Should we expect the same valuation as in previous decades?   The recent research from San Francisco Fed. offers us some insights:

To examine the historical relationship between demographic trends and stock prices, we consider a statistical model in which the equity price/earnings (P/E) ratio depends on a measure of age distribution (for another example, see Geanakoplos et al. 2004). We construct the P/E ratio based on the year-end level of the Standard & Poor’s 500 Index adjusted for inflation and average inflation-adjusted earnings over the past 12 months. We measure age distribution using the ratio of the middle-age cohort, age 40–49, to the old-age cohort, age 60–69. We call this the M/O ratio. 

Figure 1 displays the P/E and M/O ratios from 1954 to 2010. The two series appear to be highly correlated.

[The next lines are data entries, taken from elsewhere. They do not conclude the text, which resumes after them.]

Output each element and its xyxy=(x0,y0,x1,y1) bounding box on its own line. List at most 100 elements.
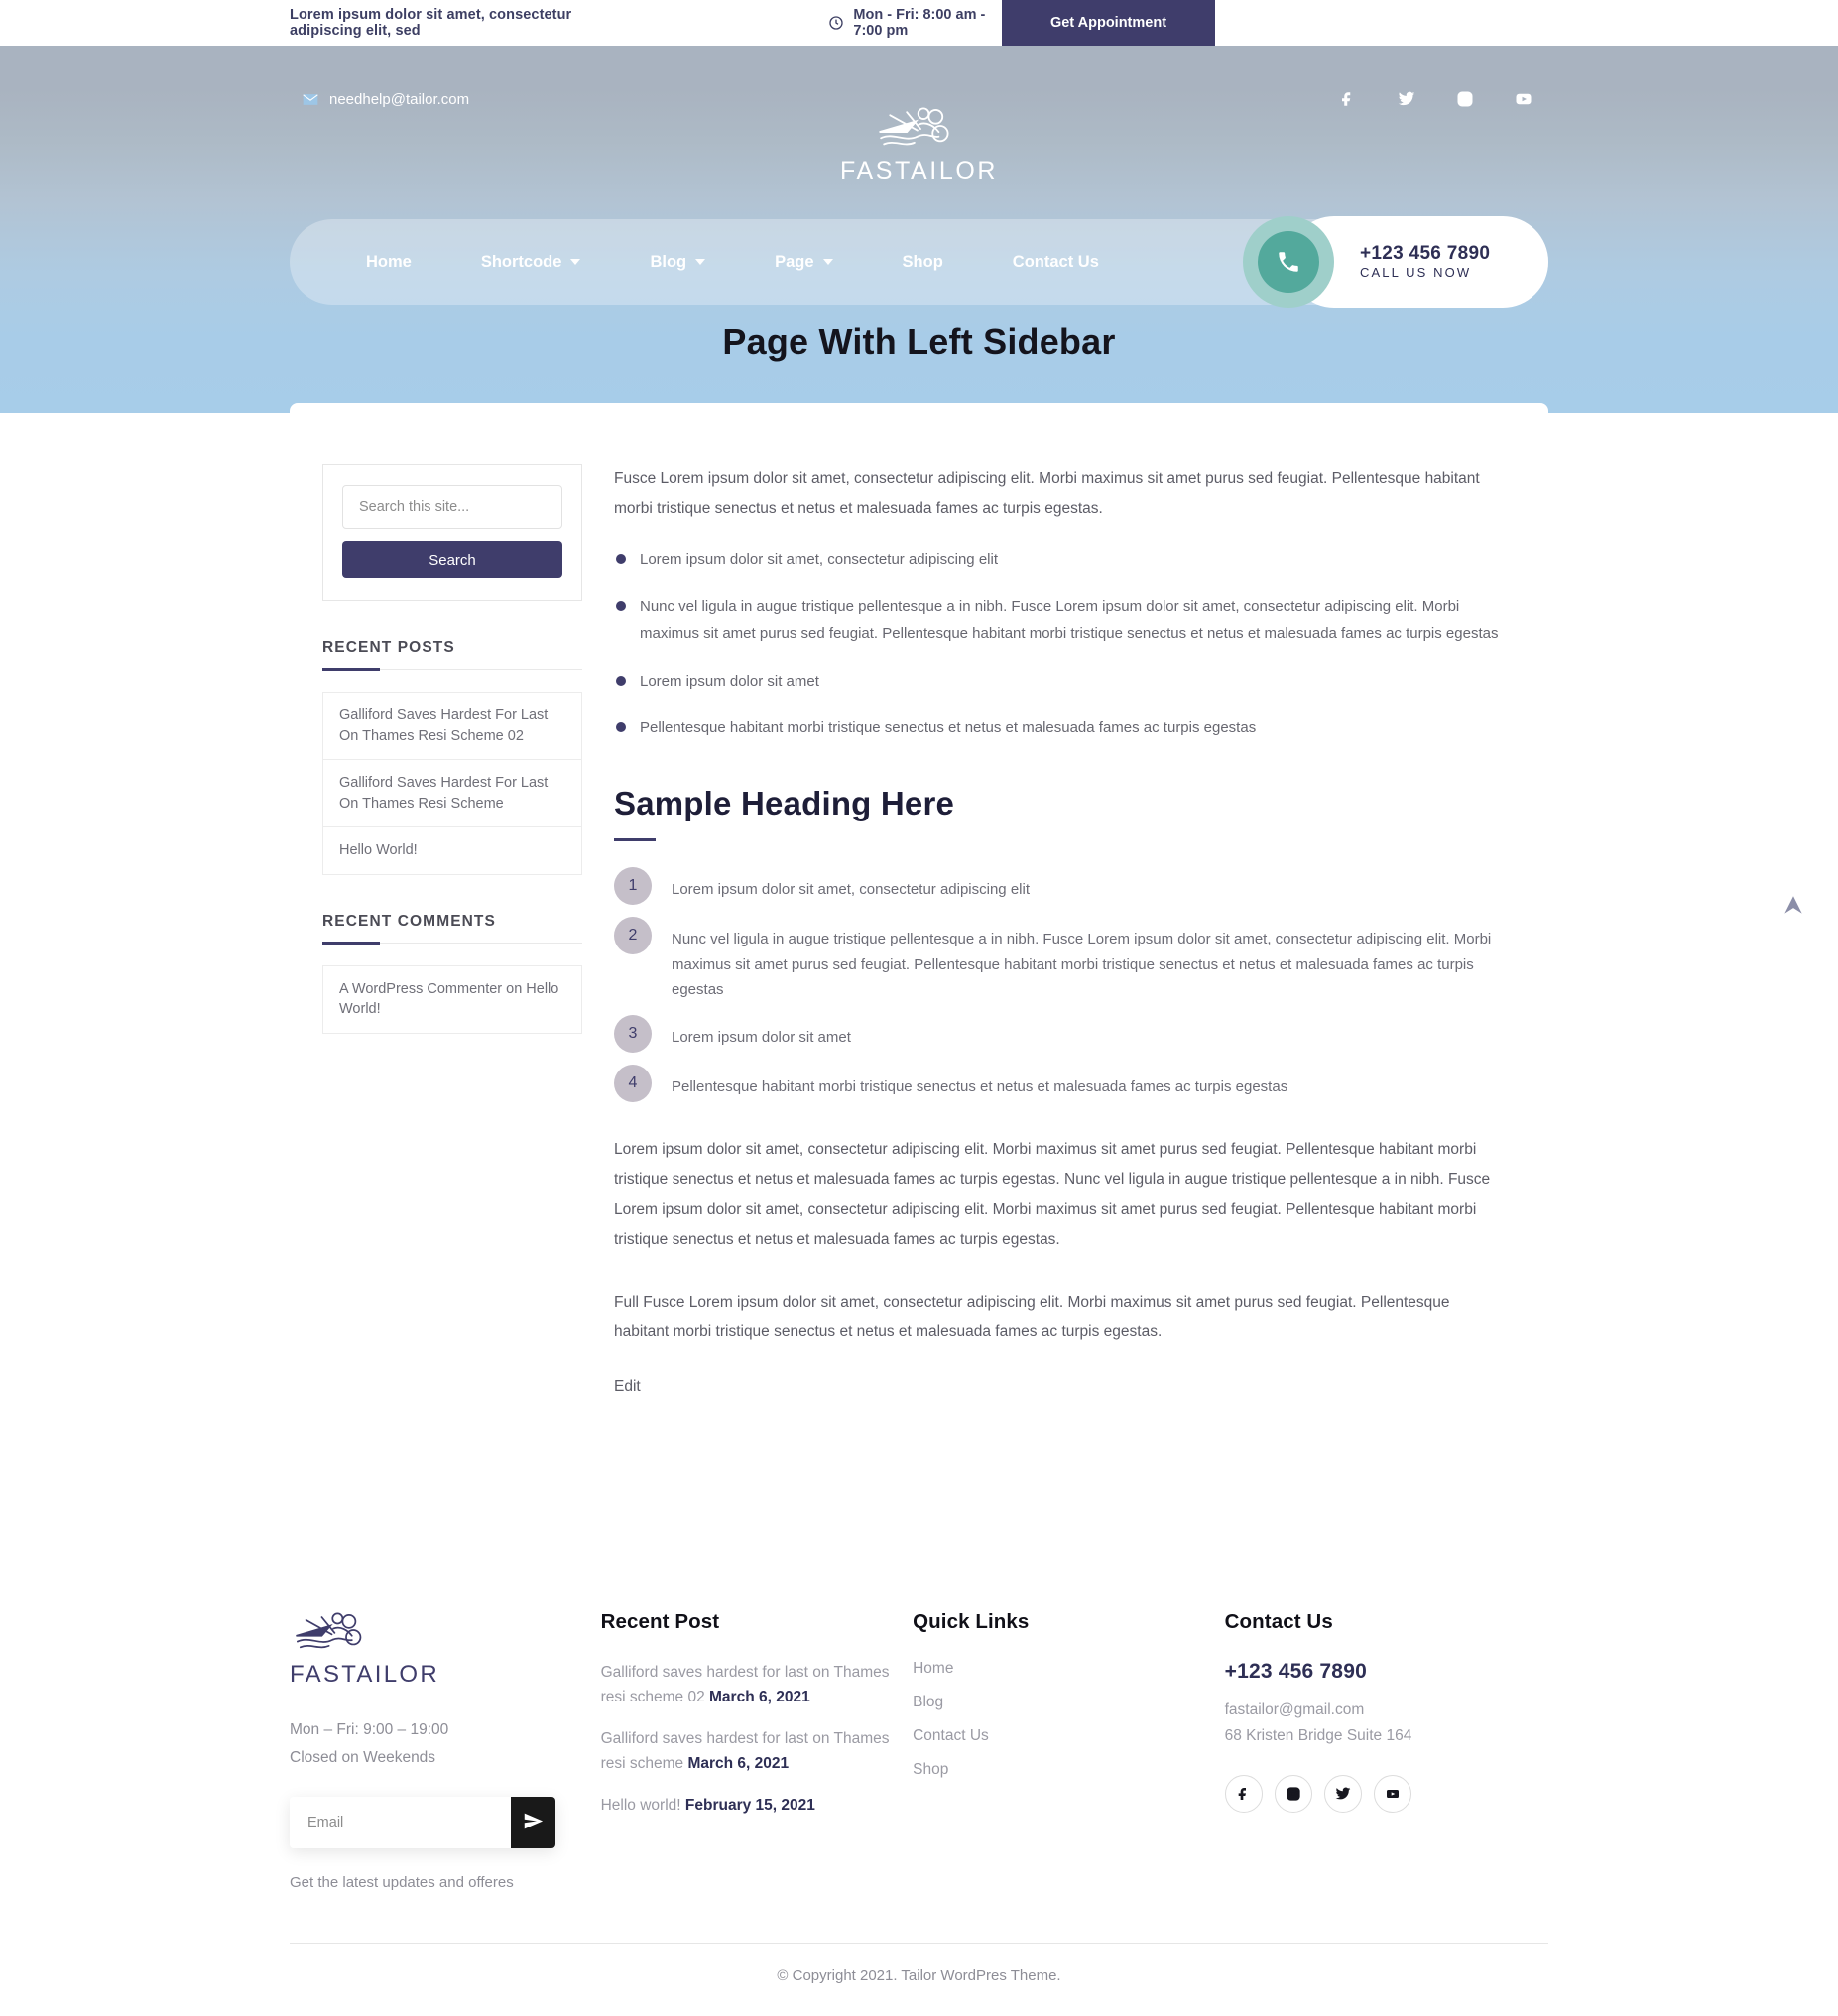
newsletter-note: Get the latest updates and offeres xyxy=(290,1873,514,1891)
list-item[interactable]: Hello World! xyxy=(323,827,581,874)
nav-item-home[interactable]: Home xyxy=(331,253,446,272)
footer-link-shop[interactable]: Shop xyxy=(913,1761,1225,1778)
nav-item-shortcode[interactable]: Shortcode xyxy=(446,253,616,272)
top-bar-tagline: Lorem ipsum dolor sit amet, consectetur … xyxy=(290,7,572,39)
footer-contact-title: Contact Us xyxy=(1224,1609,1333,1633)
list-item[interactable]: Galliford Saves Hardest For Last On Tham… xyxy=(323,760,581,828)
newsletter-send-button[interactable] xyxy=(511,1796,555,1848)
top-bar: Lorem ipsum dolor sit amet, consectetur … xyxy=(0,0,1838,46)
call-subtitle: CALL US NOW xyxy=(1360,265,1472,281)
facebook-icon[interactable] xyxy=(1339,90,1357,108)
bullet-list: Lorem ipsum dolor sit amet, consectetur … xyxy=(614,547,1499,741)
nav-label: Contact Us xyxy=(1012,252,1099,271)
top-bar-hours-text: Mon - Fri: 8:00 am - 7:00 pm xyxy=(853,7,986,39)
footer-columns: FASTAILOR Mon – Fri: 9:00 – 19:00 Closed… xyxy=(290,1604,1548,1943)
numbered-item: 2 Nunc vel ligula in augue tristique pel… xyxy=(614,916,1499,1003)
header-email-text: needhelp@tailor.com xyxy=(329,90,470,108)
footer-contact-phone[interactable]: +123 456 7890 xyxy=(1225,1660,1548,1684)
footer-recent-post-item[interactable]: Galliford saves hardest for last on Tham… xyxy=(601,1660,914,1709)
list-item[interactable]: A WordPress Commenter on Hello World! xyxy=(323,966,581,1033)
numbered-item-text: Lorem ipsum dolor sit amet, consectetur … xyxy=(672,880,1030,898)
bullet-item: Lorem ipsum dolor sit amet, consectetur … xyxy=(614,547,1499,573)
copyright-text: © Copyright 2021. Tailor WordPres Theme. xyxy=(290,1942,1548,2016)
youtube-icon[interactable] xyxy=(1515,90,1532,108)
numbered-item: 1 Lorem ipsum dolor sit amet, consectetu… xyxy=(614,866,1499,905)
nav-item-blog[interactable]: Blog xyxy=(615,253,740,272)
instagram-icon[interactable] xyxy=(1274,1774,1312,1813)
call-us-box[interactable]: +123 456 7890 CALL US NOW xyxy=(1243,216,1548,308)
site-logo-text: FASTAILOR xyxy=(839,157,999,185)
nav-label: Page xyxy=(775,252,814,271)
nav-item-contact-us[interactable]: Contact Us xyxy=(978,253,1134,272)
footer-brand-column: FASTAILOR Mon – Fri: 9:00 – 19:00 Closed… xyxy=(290,1604,594,1891)
phone-icon xyxy=(1258,231,1319,293)
number-badge: 1 xyxy=(614,866,652,905)
nav-label: Shortcode xyxy=(480,252,562,271)
facebook-icon[interactable] xyxy=(1224,1774,1263,1813)
recent-comments-list: A WordPress Commenter on Hello World! xyxy=(322,964,582,1035)
recent-posts-title: RECENT POSTS xyxy=(322,639,582,671)
site-footer: FASTAILOR Mon – Fri: 9:00 – 19:00 Closed… xyxy=(290,1604,1548,2016)
header-social-links xyxy=(1339,90,1532,108)
numbered-item-text: Nunc vel ligula in augue tristique pelle… xyxy=(672,930,1492,999)
search-input[interactable] xyxy=(342,485,562,529)
recent-posts-list: Galliford Saves Hardest For Last On Tham… xyxy=(322,692,582,875)
tailor-scissors-logo-icon xyxy=(874,97,965,155)
youtube-icon[interactable] xyxy=(1373,1774,1411,1813)
call-text-block: +123 456 7890 CALL US NOW xyxy=(1360,242,1490,283)
number-badge: 3 xyxy=(614,1015,652,1054)
nav-item-page[interactable]: Page xyxy=(740,253,867,272)
search-button[interactable]: Search xyxy=(342,541,562,578)
main-navigation: Home Shortcode Blog Page Shop Contact Us xyxy=(290,216,1548,308)
recent-comments-title: RECENT COMMENTS xyxy=(322,913,582,945)
instagram-icon[interactable] xyxy=(1456,90,1474,108)
body-paragraph-2: Full Fusce Lorem ipsum dolor sit amet, c… xyxy=(614,1294,1450,1341)
numbered-item-text: Pellentesque habitant morbi tristique se… xyxy=(672,1078,1288,1096)
nav-item-shop[interactable]: Shop xyxy=(868,253,978,272)
heading-underline xyxy=(614,837,656,841)
footer-recent-post-date: February 15, 2021 xyxy=(684,1797,815,1815)
tailor-scissors-logo-icon xyxy=(290,1604,594,1656)
nav-label: Home xyxy=(366,252,412,271)
hero-header: needhelp@tailor.com FASTAILOR Home Short… xyxy=(0,46,1838,413)
twitter-icon[interactable] xyxy=(1323,1774,1362,1813)
list-item[interactable]: Galliford Saves Hardest For Last On Tham… xyxy=(323,693,581,761)
bullet-item: Nunc vel ligula in augue tristique pelle… xyxy=(614,594,1499,647)
header-email[interactable]: needhelp@tailor.com xyxy=(303,91,469,108)
chevron-down-icon xyxy=(695,259,706,265)
scroll-to-top-button[interactable] xyxy=(1780,893,1806,919)
footer-recent-post-date: March 6, 2021 xyxy=(687,1754,790,1772)
footer-quick-links-title: Quick Links xyxy=(913,1609,1030,1633)
edit-link[interactable]: Edit xyxy=(614,1378,641,1396)
section-heading: Sample Heading Here xyxy=(614,784,955,821)
footer-recent-post-column: Recent Post Galliford saves hardest for … xyxy=(601,1604,914,1891)
footer-logo-text: FASTAILOR xyxy=(290,1660,439,1688)
footer-recent-post-item[interactable]: Hello world! February 15, 2021 xyxy=(601,1793,914,1818)
main-content: Fusce Lorem ipsum dolor sit amet, consec… xyxy=(614,464,1548,1396)
footer-link-home[interactable]: Home xyxy=(913,1660,1225,1677)
number-badge: 4 xyxy=(614,1065,652,1103)
footer-recent-post-item[interactable]: Galliford saves hardest for last on Tham… xyxy=(601,1726,914,1776)
nav-menu: Home Shortcode Blog Page Shop Contact Us xyxy=(331,253,1134,272)
site-logo[interactable]: FASTAILOR xyxy=(840,97,998,186)
footer-contact-column: Contact Us +123 456 7890 fastailor@gmail… xyxy=(1224,1604,1548,1891)
twitter-icon[interactable] xyxy=(1398,90,1415,108)
footer-recent-post-text: Hello world! xyxy=(600,1797,681,1815)
newsletter-email-input[interactable] xyxy=(290,1796,511,1848)
footer-contact-email[interactable]: fastailor@gmail.com xyxy=(1225,1698,1548,1723)
get-appointment-button[interactable]: Get Appointment xyxy=(1002,0,1215,46)
send-icon xyxy=(523,1811,544,1834)
content-card: Search RECENT POSTS Galliford Saves Hard… xyxy=(290,403,1548,1436)
footer-link-blog[interactable]: Blog xyxy=(913,1694,1225,1710)
footer-hours-weekend: Closed on Weekends xyxy=(290,1749,436,1767)
chevron-down-icon xyxy=(822,259,833,265)
numbered-item: 4 Pellentesque habitant morbi tristique … xyxy=(614,1065,1499,1103)
page-title: Page With Left Sidebar xyxy=(722,321,1116,362)
footer-link-contact-us[interactable]: Contact Us xyxy=(913,1727,1225,1744)
body-paragraph-1: Lorem ipsum dolor sit amet, consectetur … xyxy=(614,1141,1491,1248)
top-bar-hours: Mon - Fri: 8:00 am - 7:00 pm xyxy=(828,7,1002,39)
header-top-row: needhelp@tailor.com FASTAILOR xyxy=(0,46,1838,185)
left-sidebar: Search RECENT POSTS Galliford Saves Hard… xyxy=(322,464,582,1396)
footer-hours-weekday: Mon – Fri: 9:00 – 19:00 xyxy=(290,1720,449,1738)
footer-social-links xyxy=(1224,1774,1548,1813)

http://www.frbsf.org/publications/economics/letter/2011/el2011-26-1.png

Figure 2 compares the actual and model-implied P/E ratios for the sample period ending in 2010. We calculate the path for the model-implied P/E during the sample period by feeding in actual M/O ratios. We call the long-run path of the P/E ratio predicted by the model the “potential P/E ratio” and designate it P/E*. Figure 2 shows that the P/E* (red dashed line) is highly correlated with actual P/E during the sample period.